Quando passiamo dalla situazione psicoanalitica tradizionale (terapeuta e paziente) a quella di gruppo, usciamo fuori da una delle necessarie precondizioni della tecnica psicoanalitica, cioè il completo isolamento del paziente, cosicchè analizziamo questo paziente solo in relazione a noi. Quando ci spostiamo quindi dalla situazione psicoanalitica a quella gruppoanalitica tutto appartiene in questo gruppo al gruppo ed i membri non dovrebbero avere nessun contatto all’esterno.
Nel trattare l’uomo come essere sociale in un contesto sociale siamo costretti a rivedere concetti di larga portata come: cosa è un individuo? Cosa è la mente?
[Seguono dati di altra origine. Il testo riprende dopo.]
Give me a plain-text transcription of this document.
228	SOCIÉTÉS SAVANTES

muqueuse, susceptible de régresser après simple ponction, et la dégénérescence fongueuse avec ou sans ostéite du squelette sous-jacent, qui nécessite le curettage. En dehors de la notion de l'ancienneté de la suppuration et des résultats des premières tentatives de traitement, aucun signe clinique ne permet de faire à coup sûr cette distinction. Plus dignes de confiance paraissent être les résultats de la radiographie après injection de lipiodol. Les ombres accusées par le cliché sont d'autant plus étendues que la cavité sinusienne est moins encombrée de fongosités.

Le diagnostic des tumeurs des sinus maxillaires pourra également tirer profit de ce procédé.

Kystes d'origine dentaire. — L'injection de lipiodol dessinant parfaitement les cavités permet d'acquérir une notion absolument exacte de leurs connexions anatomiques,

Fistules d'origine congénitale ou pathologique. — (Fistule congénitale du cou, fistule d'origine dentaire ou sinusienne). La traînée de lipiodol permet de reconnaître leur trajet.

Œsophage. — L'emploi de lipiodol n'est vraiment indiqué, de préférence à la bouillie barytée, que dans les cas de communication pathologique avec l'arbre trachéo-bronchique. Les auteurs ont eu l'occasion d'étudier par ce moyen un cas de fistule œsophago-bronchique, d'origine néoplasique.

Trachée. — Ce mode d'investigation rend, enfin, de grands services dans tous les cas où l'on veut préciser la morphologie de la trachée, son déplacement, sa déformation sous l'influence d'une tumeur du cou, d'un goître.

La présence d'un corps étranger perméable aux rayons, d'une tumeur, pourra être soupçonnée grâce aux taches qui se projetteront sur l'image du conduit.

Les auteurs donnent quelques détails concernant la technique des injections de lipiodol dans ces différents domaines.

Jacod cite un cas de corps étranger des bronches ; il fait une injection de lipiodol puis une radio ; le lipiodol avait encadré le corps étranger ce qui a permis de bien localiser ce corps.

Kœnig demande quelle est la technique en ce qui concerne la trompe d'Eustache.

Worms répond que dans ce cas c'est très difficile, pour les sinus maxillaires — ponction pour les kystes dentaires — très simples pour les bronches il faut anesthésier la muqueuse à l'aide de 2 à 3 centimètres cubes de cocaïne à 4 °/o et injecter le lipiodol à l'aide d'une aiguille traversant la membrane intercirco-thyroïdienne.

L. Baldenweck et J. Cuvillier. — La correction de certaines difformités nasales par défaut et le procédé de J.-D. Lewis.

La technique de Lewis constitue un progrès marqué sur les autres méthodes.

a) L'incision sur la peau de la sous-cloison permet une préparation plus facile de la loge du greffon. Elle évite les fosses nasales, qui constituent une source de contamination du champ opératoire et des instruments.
Deve essere chiaro che non penso che la mente sia basicamente dentro la persona come individuo; la mente che abitualmente è considerata intrapsichica è una proprietà del gruppo e i processi che hanno luogo sono dovuti alle interazioni dinamiche in questa matrice di comunicazione. Corrispondentemente non possiamo fare l’acuta convenzionale differenziazione tra interno ed esterno o tra fantasia e realtà.
Penso che la natura reale della mente stia nel bisogno di ciascun individuo di comunicare e ricevere, in tutti i sensi; il linguaggio non potrebbe essere acquisito da ogni individuo senza che questi abbia la capacità di acquisirlo nel suo cervello. Per quanto sia il proprio pensiero, sia ciò che sta nella propria mente, nello stesso tempo è una proprietà condivisa dal gruppo e l’individuo è costretto ad essa sin dall’inizio della cultura circostante.
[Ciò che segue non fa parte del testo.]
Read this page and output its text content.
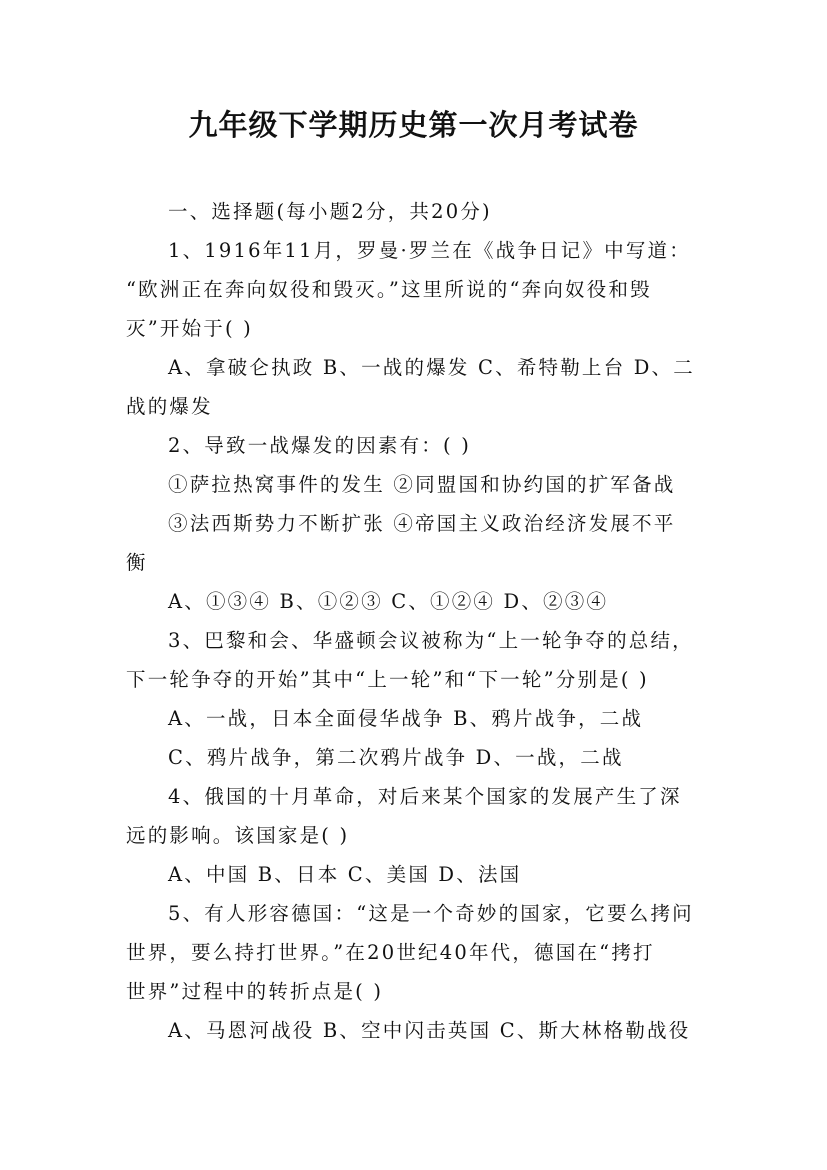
九年级下学期历史第一次月考试卷
一、选择题(每小题2分，共20分)
1、1916年11月，罗曼·罗兰在《战争日记》中写道：
“欧洲正在奔向奴役和毁灭。”这里所说的“奔向奴役和毁
灭”开始于( )
A、拿破仑执政 B、一战的爆发 C、希特勒上台 D、二
战的爆发
2、导致一战爆发的因素有：( )
①萨拉热窝事件的发生 ②同盟国和协约国的扩军备战
③法西斯势力不断扩张 ④帝国主义政治经济发展不平
衡
A、①③④ B、①②③ C、①②④ D、②③④
3、巴黎和会、华盛顿会议被称为“上一轮争夺的总结，
下一轮争夺的开始”其中“上一轮”和“下一轮”分别是( )
A、一战，日本全面侵华战争 B、鸦片战争，二战
C、鸦片战争，第二次鸦片战争 D、一战，二战
4、俄国的十月革命，对后来某个国家的发展产生了深
远的影响。该国家是( )
A、中国 B、日本 C、美国 D、法国
5、有人形容德国：“这是一个奇妙的国家，它要么拷问
世界，要么持打世界。”在20世纪40年代，德国在“拷打
世界”过程中的转折点是( )
A、马恩河战役 B、空中闪击英国 C、斯大林格勒战役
Se si è consapevoli di quanto vada in profondità e sia decisiva l’influenza di una cultura particolare, e nello specifico la cultura familiare sulla nostra struttura totale questo ci sorprende di meno. La mente è condivisa come il sociale, non all’esterno ma anche profondamente all’interno delle persone.
Il vero terapeuta ha, credo, una funzione creativa: come un artista, come uno scienziato, come un educatore; se può evitare di educare le persone a propria immagine, sarà capace di aiutarle creativamente a diventare se stesse, a condurle ad una vita più piena, ad usare la felicità e ad evitare di aggiungere ulteriori sofferenze alle proprie miserie.
C’è una grande soddisfazione in questa parte creativa della nostra funzione; ho paragonato più volte questa funzione a quella di un poeta, specialmente nel condurre un gruppo. Mi riferisco alla recettività del terapeuta, alla sua abilità di vedere un po’ meglio, più in profondità e prima degli altri, cosa i pazienti stiano realmente dicendo, cosa vogliano e di cosa hanno paura, nell’aiutarli ad esprimere tutte queste cose e talora ad esprimerle per loro.
L’allusione al conduttore musicale serve a differenziare la nostra funzione da quella del leader.
Siamo coinvolti molto più di quanto realmente pensiamo con l’empatia; con questa capacità e con la maturità possiamo conservare un certo distacco necessario; le due cose non sono in opposizione tra di loro.
Il buon terapeuta dovrebbe allo stesso tempo essere al di sopra della situazione; questo atteggiamento renderà più facile vedere sia la tragedia che la commedia dell’esistenza umana e vederne l’assurdità in certi aspetti.
In questo modo il nostro lavoro diviene più interessante, più soddisfacente e più efficace per i nostri pazienti.